Bundled payments are better suited for procedures or conditions for which evidence-based care pathways exist.

Providers should also ensure that they clearly define what constitutes a related hospital admission. Payers may consider all hospital readmissions as incurring costs under the bundled payment model even if they are not related to the procedure or surgery.

Additionally, providers should include outlier provisions in their bundled payment contracts, suggested Michael Ciarametaro, the Director of Research at the National Pharmaceutical Council in 2016.

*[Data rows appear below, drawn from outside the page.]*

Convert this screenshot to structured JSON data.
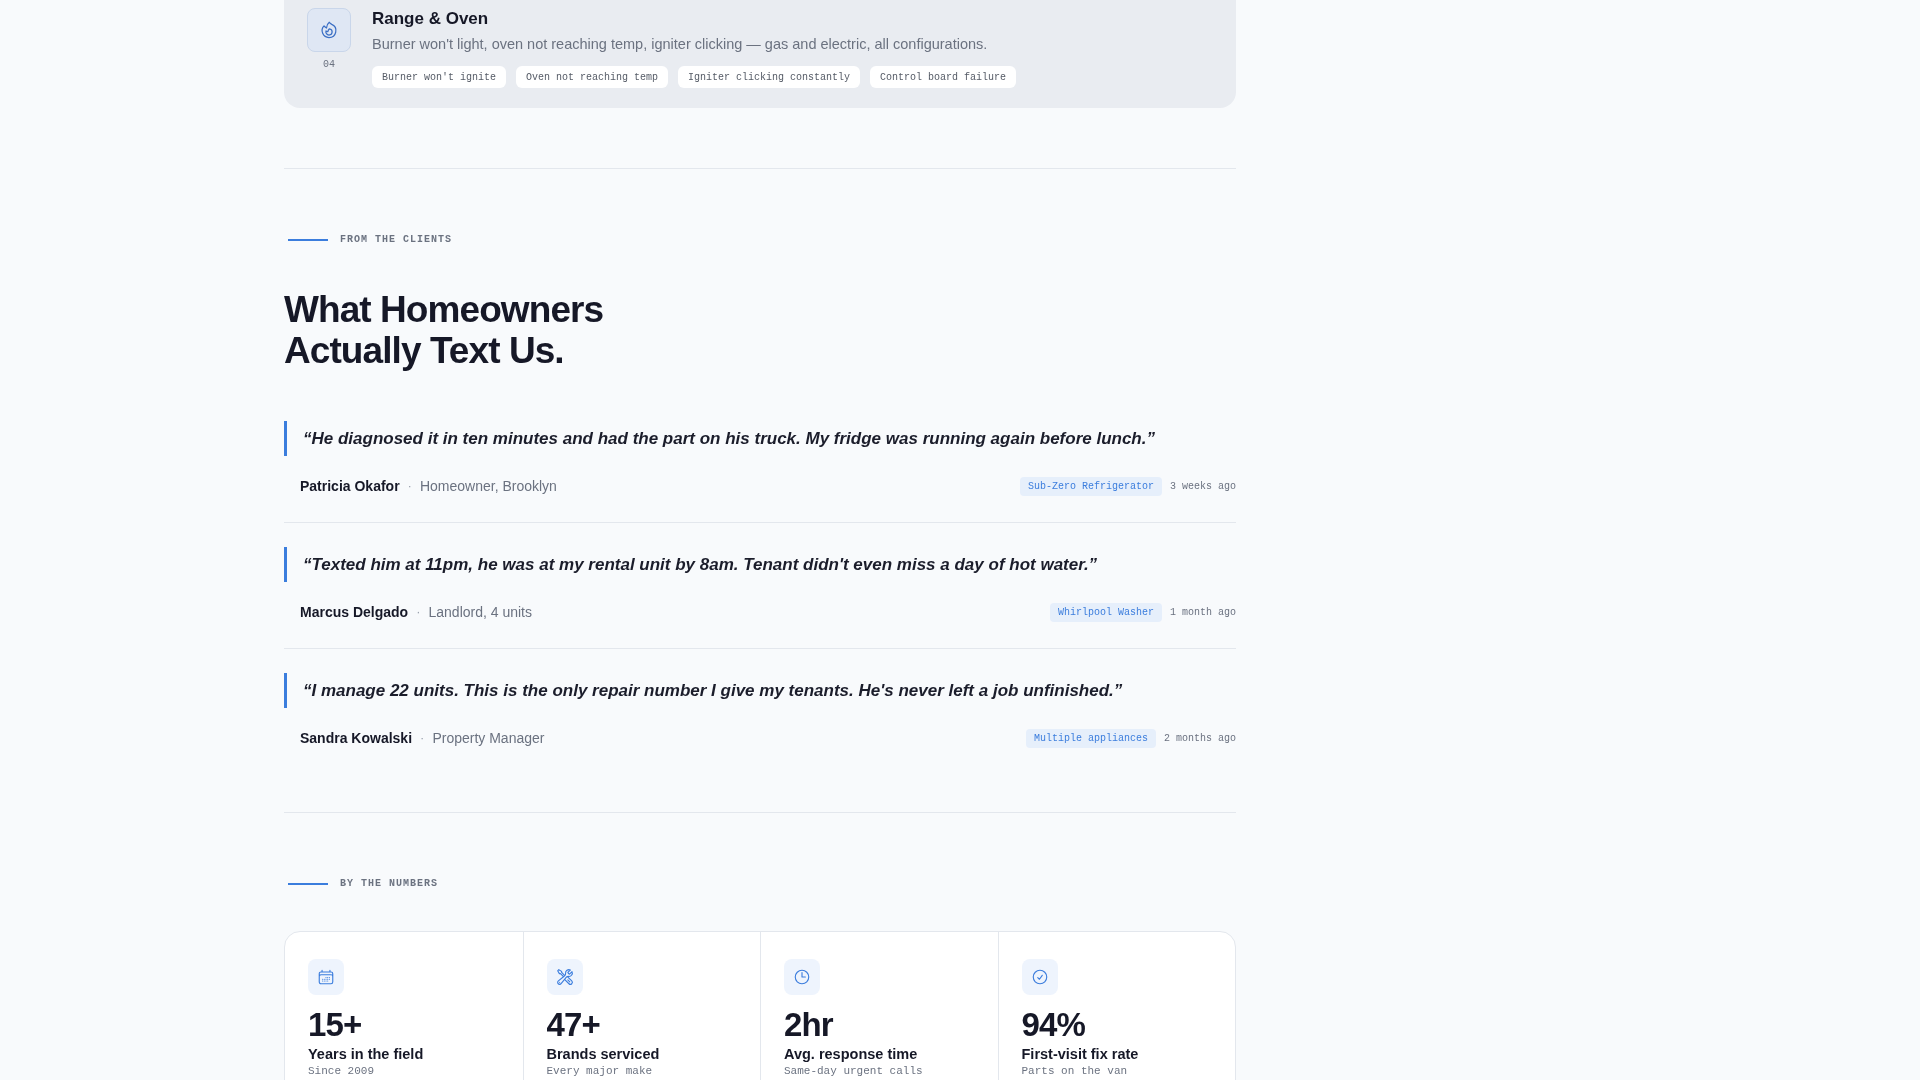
{
  "service_card": {
    "number": "04",
    "title": "Range & Oven",
    "description": "Burner won't light, oven not reaching temp, igniter clicking — gas and electric, all configurations.",
    "tags": [
      "Burner won't ignite",
      "Oven not reaching temp",
      "Igniter clicking constantly",
      "Control board failure"
    ]
  },
  "testimonials": {
    "eyebrow": "FROM THE CLIENTS",
    "heading": "What Homeowners Actually Text Us.",
    "items": [
      {
        "quote": "“He diagnosed it in ten minutes and had the part on his truck. My fridge was running again before lunch.”",
        "name": "Patricia Okafor",
        "separator": "·",
        "role": "Homeowner, Brooklyn",
        "appliance": "Sub-Zero Refrigerator",
        "time": "3 weeks ago"
      },
      {
        "quote": "“Texted him at 11pm, he was at my rental unit by 8am. Tenant didn't even miss a day of hot water.”",
        "name": "Marcus Delgado",
        "separator": "·",
        "role": "Landlord, 4 units",
        "appliance": "Whirlpool Washer",
        "time": "1 month ago"
      },
      {
        "quote": "“I manage 22 units. This is the only repair number I give my tenants. He's never left a job unfinished.”",
        "name": "Sandra Kowalski",
        "separator": "·",
        "role": "Property Manager",
        "appliance": "Multiple appliances",
        "time": "2 months ago"
      }
    ]
  },
  "stats": {
    "eyebrow": "BY THE NUMBERS",
    "items": [
      {
        "value": "15+",
        "label": "Years in the field",
        "note": "Since 2009"
      },
      {
        "value": "47+",
        "label": "Brands serviced",
        "note": "Every major make"
      },
      {
        "value": "2hr",
        "label": "Avg. response time",
        "note": "Same-day urgent calls"
      },
      {
        "value": "94%",
        "label": "First-visit fix rate",
        "note": "Parts on the van"
      }
    ]
  }
}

“The last thing is outliers,” he stated. “You’re always going to have outliers and those cases that are catastrophic. There needs to be a process in place to deal with that.”

To manage outlier cases, providers can also establish care protocols to handle medically complex patients while maintaining cost efficiency.

Recent CMS delays to bundled payment implementation may have signaled some providers to hold back on participating in the alternative payment model. But experts agree that the episode-based reimbursement structure is here to stay and providers should prepare their organizations for more robust participation.

Understanding the common challenges providers face with healthcare bundled payments should put them in a better position to realize healthcare cost savings and generate a profit from the model.